Entre las modificaciones más importantes figuran acortar el mandato del Comité Ejecutivo Nacional (CEN) de cinco a tres años, lo que abriría el escenario para que la cúpula se renueve obligatoriamente año y medio antes de cada proceso electoral general.
A partir de la aprobación de dichas reformas, el periodo de las elecciones primarias del PRD se limitaría a dos meses de campaña. El tema del tope a estos comicios es blanco de debate a lo interno de quienes redactan las reformas, por lo que aún no se habla de una cifra económica tope.
Igualmente, se pondrá sobre la mesa la censura a los miembros del CEN para evitar que puedan postularse como candidatos a puestos de elección u ocupar cargos públicos cuando el partido alcance el poder.

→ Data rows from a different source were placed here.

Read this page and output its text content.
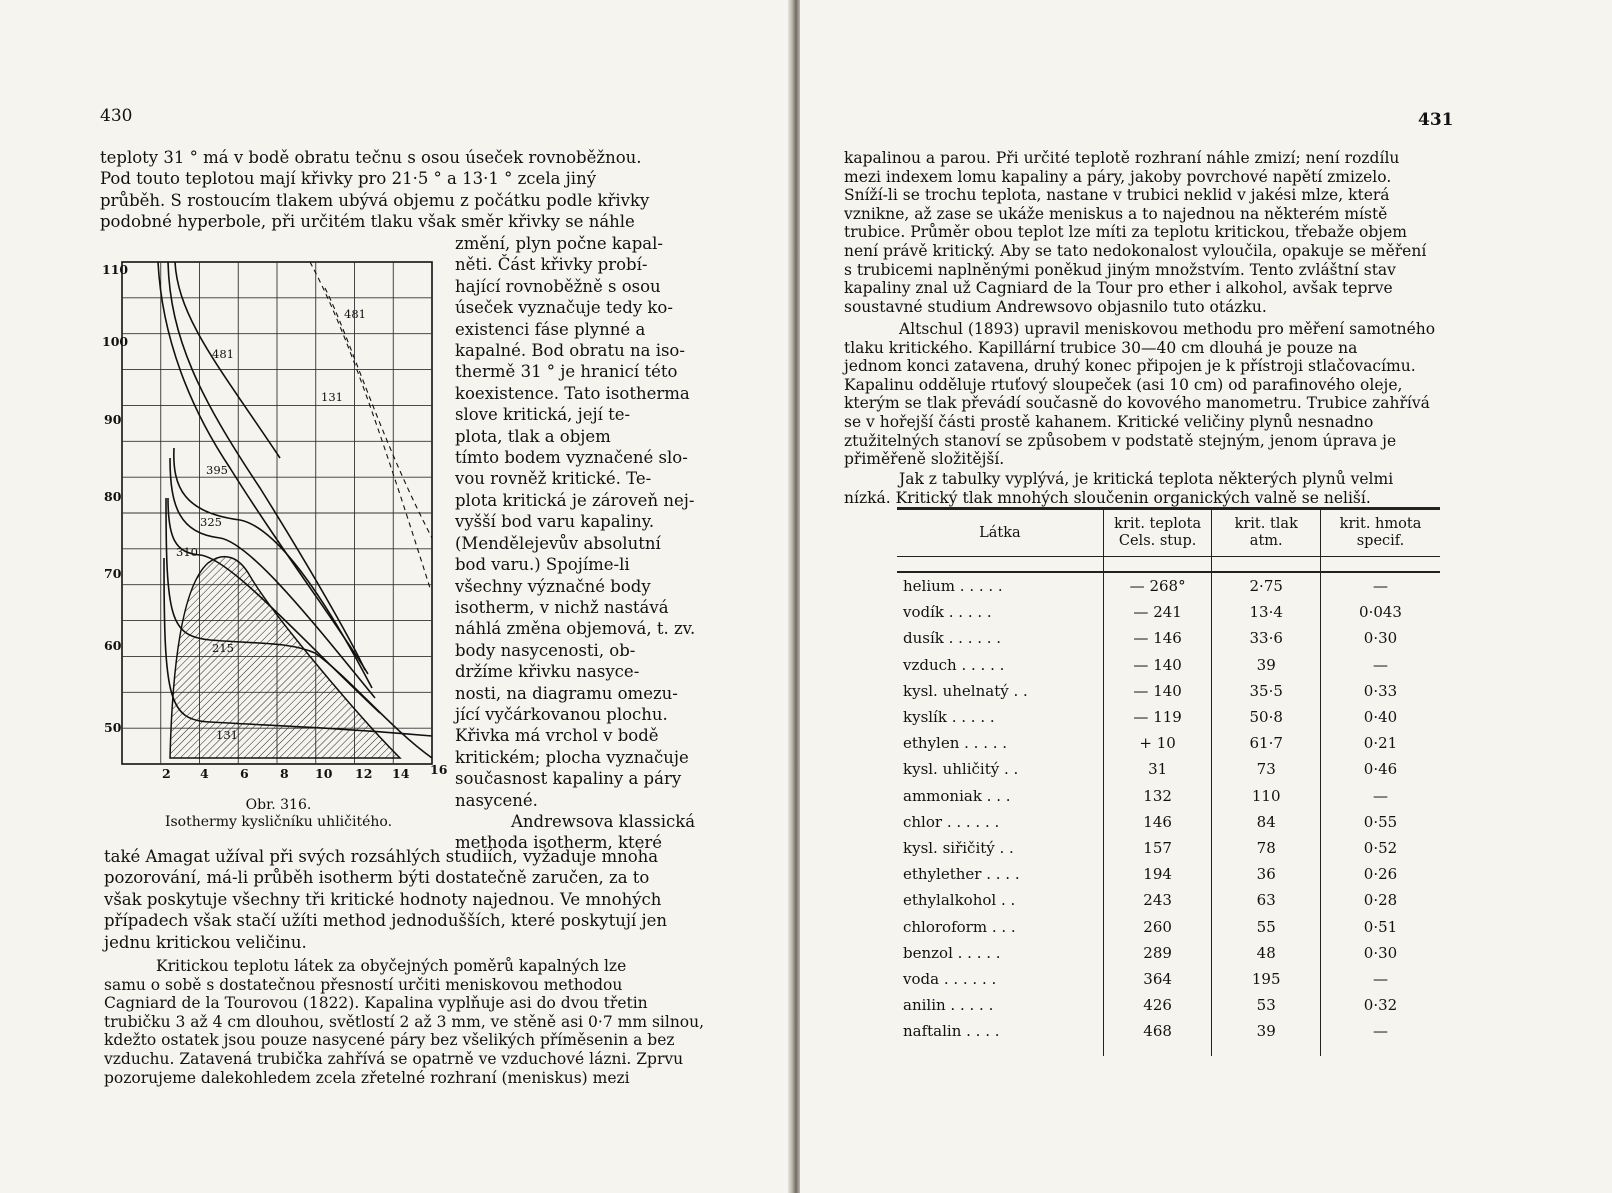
430

teploty 31 ° má v bodě obratu tečnu s osou úseček rovnoběžnou.

Pod touto teplotou mají křivky pro 21·5 ° a 13·1 ° zcela jiný

průběh. S rostoucím tlakem ubývá objemu z počátku podle křivky

podobné hyperbole, při určitém tlaku však směr křivky se náhle

změní, plyn počne kapal-

něti. Část křivky probí-

hající rovnoběžně s osou

úseček vyznačuje tedy ko-

existenci fáse plynné a

kapalné. Bod obratu na iso-

thermě 31 ° je hranicí této

koexistence. Tato isotherma

slove kritická, její te-

plota, tlak a objem

tímto bodem vyznačené slo-

vou rovněž kritické. Te-

plota kritická je zároveň nej-

vyšší bod varu kapaliny.

(Mendělejevův absolutní

bod varu.) Spojíme-li

všechny význačné body

isotherm, v nichž nastává

náhlá změna objemová, t. zv.

body nasycenosti, ob-

držíme křivku nasyce-

nosti, na diagramu omezu-

jící vyčárkovanou plochu.

Křivka má vrchol v bodě

kritickém; plocha vyznačuje

současnost kapaliny a páry

nasycené.

Andrewsova klassická

methoda isotherm, které

také Amagat užíval při svých rozsáhlých studiích, vyžaduje mnoha

pozorování, má-li průběh isotherm býti dostatečně zaručen, za to

však poskytuje všechny tři kritické hodnoty najednou. Ve mnohých

případech však stačí užíti method jednodušších, které poskytují jen

jednu kritickou veličinu.

Kritickou teplotu látek za obyčejných poměrů kapalných lze

samu o sobě s dostatečnou přesností určiti meniskovou methodou

Cagniard de la Tourovou (1822). Kapalina vyplňuje asi do dvou třetin

trubičku 3 až 4 cm dlouhou, světlostí 2 až 3 mm, ve stěně asi 0·7 mm silnou,

kdežto ostatek jsou pouze nasycené páry bez všelikých příměsenin a bez

vzduchu. Zatavená trubička zahřívá se opatrně ve vzduchové lázni. Zprvu

pozorujeme dalekohledem zcela zřetelné rozhraní (meniskus) mezi

110
100
90
80
70
60
50
2 4	6	8 10 12 14 16
481
481
131
395
325
310
215
131
Obr. 316.
Isothermy kysličníku uhličitého.
431

kapalinou a parou. Při určité teplotě rozhraní náhle zmizí; není rozdílu

mezi indexem lomu kapaliny a páry, jakoby povrchové napětí zmizelo.

Sníží-li se trochu teplota, nastane v trubici neklid v jakési mlze, která

vznikne, až zase se ukáže meniskus a to najednou na některém místě

trubice. Průměr obou teplot lze míti za teplotu kritickou, třebaže objem

není právě kritický. Aby se tato nedokonalost vyloučila, opakuje se měření

s trubicemi naplněnými poněkud jiným množstvím. Tento zvláštní stav

kapaliny znal už Cagniard de la Tour pro ether i alkohol, avšak teprve

soustavné studium Andrewsovo objasnilo tuto otázku.

Altschul (1893) upravil meniskovou methodu pro měření samotného

tlaku kritického. Kapillární trubice 30—40 cm dlouhá je pouze na

jednom konci zatavena, druhý konec připojen je k přístroji stlačovacímu.

Kapalinu odděluje rtuťový sloupeček (asi 10 cm) od parafinového oleje,

kterým se tlak převádí současně do kovového manometru. Trubice zahřívá

se v hořejší části prostě kahanem. Kritické veličiny plynů nesnadno

ztužitelných stanoví se způsobem v podstatě stejným, jenom úprava je

přiměřeně složitější.

Jak z tabulky vyplývá, je kritická teplota některých plynů velmi

nízká. Kritický tlak mnohých sloučenin organických valně se neliší.

Látka	krit. teplota Cels. stup.	krit. tlak atm.	krit. hmota specif.

helium . . . . .	— 268°	2·75	—
vodík . . . . .	— 241	13·4	0·043
dusík . . . . . .	— 146	33·6	0·30
vzduch . . . . .	— 140	39	—
kysl. uhelnatý . .	— 140	35·5	0·33
kyslík . . . . .	— 119	50·8	0·40
ethylen . . . . .	+ 10	61·7	0·21
kysl. uhličitý . .	31	73	0·46
ammoniak . . .	132	110	—
chlor . . . . . .	146	84	0·55
kysl. siřičitý . .	157	78	0·52
ethylether . . . .	194	36	0·26
ethylalkohol . .	243	63	0·28
chloroform . . .	260	55	0·51
benzol . . . . .	289	48	0·30
voda . . . . . .	364	195	—
anilin . . . . .	426	53	0·32
naftalin . . . .	468	39	—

El anuncio del CEN de celebrar el domingo 28 el Directorio Nacional Extraordinario generó reacciones entre los detractores políticos de Martín Torrijos, entre ellos Humberto López Tirone.
"Torrijos vuelve a imponer sus fobias divisionistas, imponiendo un Congreso de reformas a su medida, ya que él no puede aspirar a la presidencia en 10 años, los miembros del CEN no podrán ser candidatos a puestos de elección, ahora él (Torrijos) sigue dividiendo al partido buscando usar el partido para su inmunidad personal", afirmó López Tirone.
Un Directorio para convocar, no para los cambios, si no para dilatar el proceso para hacer reforma a los estatutos es mantener la fiebre en las sábanas y no reconocer que el enfermo es el CEN desfasado.
Según López Tirone, los líderes naturales de nuestro partido no deben renunciar a su propósito de convocar al Congreso por derecho propio recogiendo las firmas de los delegados y llamando al Congreso de las bases contra el llamado de Torrijos al Congreso de la verguenza.